Lunch is served at 12:00 noon (register at this doodle at the latest the Saturday before, but preferably earlier). The presentation starts at 12:10 pm and ends at 1 pm. Those of us who wish reconvene after a short break for ca two hours of more technical discussions.

ABSTRACT

Modern conflict-driven clause-learning (CDCL) SAT solvers, introduced twenty years ago, have had a profound impact in many domains by enabling the solution of large-scale problems that were thought to be out of reach. It is now routine for modern SAT and SAT modulo Theories (SMT) solvers to tackle decision problems containing millions of variables and constraints. Verification of complex hardware and software systems is now increasingly facilitated by the automated reasoning capabilities of modern SAT technology.

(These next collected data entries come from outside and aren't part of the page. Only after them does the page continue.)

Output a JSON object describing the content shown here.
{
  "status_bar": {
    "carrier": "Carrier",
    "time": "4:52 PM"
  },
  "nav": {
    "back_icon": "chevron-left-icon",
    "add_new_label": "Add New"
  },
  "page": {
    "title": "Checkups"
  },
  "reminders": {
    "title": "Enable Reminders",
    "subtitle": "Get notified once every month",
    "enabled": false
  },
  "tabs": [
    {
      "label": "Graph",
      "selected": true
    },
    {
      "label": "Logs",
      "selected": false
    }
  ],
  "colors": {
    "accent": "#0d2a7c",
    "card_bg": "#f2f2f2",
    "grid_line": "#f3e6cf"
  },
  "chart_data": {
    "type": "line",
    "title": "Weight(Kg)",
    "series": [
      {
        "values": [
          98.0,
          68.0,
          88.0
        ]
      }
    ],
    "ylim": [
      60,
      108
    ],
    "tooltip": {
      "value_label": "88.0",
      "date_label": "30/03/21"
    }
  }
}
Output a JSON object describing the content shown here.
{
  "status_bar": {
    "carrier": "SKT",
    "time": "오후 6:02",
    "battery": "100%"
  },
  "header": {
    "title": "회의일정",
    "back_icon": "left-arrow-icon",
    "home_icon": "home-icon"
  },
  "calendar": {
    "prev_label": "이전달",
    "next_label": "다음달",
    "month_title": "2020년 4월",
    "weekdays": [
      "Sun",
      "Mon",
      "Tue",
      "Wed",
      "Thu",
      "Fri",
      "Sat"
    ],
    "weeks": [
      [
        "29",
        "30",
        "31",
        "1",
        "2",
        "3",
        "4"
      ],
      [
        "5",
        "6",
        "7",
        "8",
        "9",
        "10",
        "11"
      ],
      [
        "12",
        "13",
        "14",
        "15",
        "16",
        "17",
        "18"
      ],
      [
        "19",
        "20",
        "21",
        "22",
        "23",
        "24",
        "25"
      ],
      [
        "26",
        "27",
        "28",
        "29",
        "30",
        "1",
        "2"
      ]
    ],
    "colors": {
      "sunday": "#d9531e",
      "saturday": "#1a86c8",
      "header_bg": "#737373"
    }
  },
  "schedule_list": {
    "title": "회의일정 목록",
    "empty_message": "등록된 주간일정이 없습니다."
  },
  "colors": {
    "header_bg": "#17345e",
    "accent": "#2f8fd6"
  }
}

In this seminar I argue that the CDCL paradigm is now sufficiently mature and attempts to improve it further can only yield incremental gains in performance and capacity. Instead, I propose to combine it with two equally powerful concepts to allow for scalable reasoning about exponentially-large state transition systems. The first concept, pioneered by the IC3 and later PDR incremental induction reachability solvers, culminates a decades-old quest for solving the so-called state explosion problem in model checking. The second concept, CounterExample-Guided Abstraction Refinement (CEGAR for short), provides an adaptive computational framework for managing complexity by a) judicious elimination of irrelevant details (abstraction/over-approximation)  and by b) automatically filtering any false positives/spurious counterexamples (refinement).

After briefly describing the salient features of these two concepts I will illustrate their use, along with an underlying SAT/SMT engine, on two example applications of state transition systems: sequential hardware verification and detection of cross-site scripting (XSS) in PHP web servers. In both cases the goal is to show that all states reachable from a good initial state satisfy a given safety property or to produce a counterexample trace demonstrating violation of the property.